Structures in C
Structures in C
CSE 2421
Required Reading: Pointers On C, Chapter 10, through Section 10.3
Recall that ANSI C has a set of default data types: char, int, long, float, double.
An aggregate data type is one that can hold more than one individual piece of data at a time.
Recall that ANSI C allows a programmer to define additional data types as s/he sees fit.
ANSI C has two aggregate data types, arrays and structures.
An array is a collection of values that are all the same data type
A structure is a collection of values, called members, but the members of a structure may be of different types.
Basics on Structures
Array elements can be accessed with an index or subscript because all of the elements are of the same size/type, and because they are stored at contiguous locations in memory.
The situation is different with structures. Because a structure’s members can be of different sizes, subscripts or indexes cannot be used to access them.
This distinction is important. A structure is not an array of its members. Unlike an array name, the name of a structure variable is not replaced with a pointer when it is used in an expression.
Subscripts/indexes cannot be used on a structure variable to access its members.

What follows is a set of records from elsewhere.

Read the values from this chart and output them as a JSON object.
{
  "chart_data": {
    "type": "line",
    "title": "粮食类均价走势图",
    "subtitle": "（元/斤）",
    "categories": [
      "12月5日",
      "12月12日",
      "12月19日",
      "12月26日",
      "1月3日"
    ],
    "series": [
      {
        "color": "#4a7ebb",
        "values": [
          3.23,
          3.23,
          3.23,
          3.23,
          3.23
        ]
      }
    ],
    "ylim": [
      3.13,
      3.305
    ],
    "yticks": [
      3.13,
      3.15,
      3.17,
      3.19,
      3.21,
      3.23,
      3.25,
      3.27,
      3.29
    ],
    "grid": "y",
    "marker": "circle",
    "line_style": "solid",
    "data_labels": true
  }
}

Instead, structure members are given names (identifiers), and are accessed by those names.
Basics on Structures
The following can all be done with structures:
Structures may be passed as arguments to functions;
They may be returned by functions;
Structures of the same type may be assigned to one another;
We can declare pointers to structures;
We can take the address of a structure variable;
We can declare arrays of structures.
Structure Basics cont.
Here is the format of a structure declaration:
struct tag { member-list with type of each member } variable list ;
struct is a keyword in C.
Generally, the tag field* and the variable-list field are each optional, but at least one of them is required:
– If the tag is omitted, only the variables with identifiers which appear in the variable-list field are declared to be of this structure type, and no other variables of this type can be declared subsequently.
– If the tag field is included, then the variable-list field can be empty or omitted. In this case, the tag can be used later to declare variables of this structure type. The tag field is required if you wish to use malloc() or calloc().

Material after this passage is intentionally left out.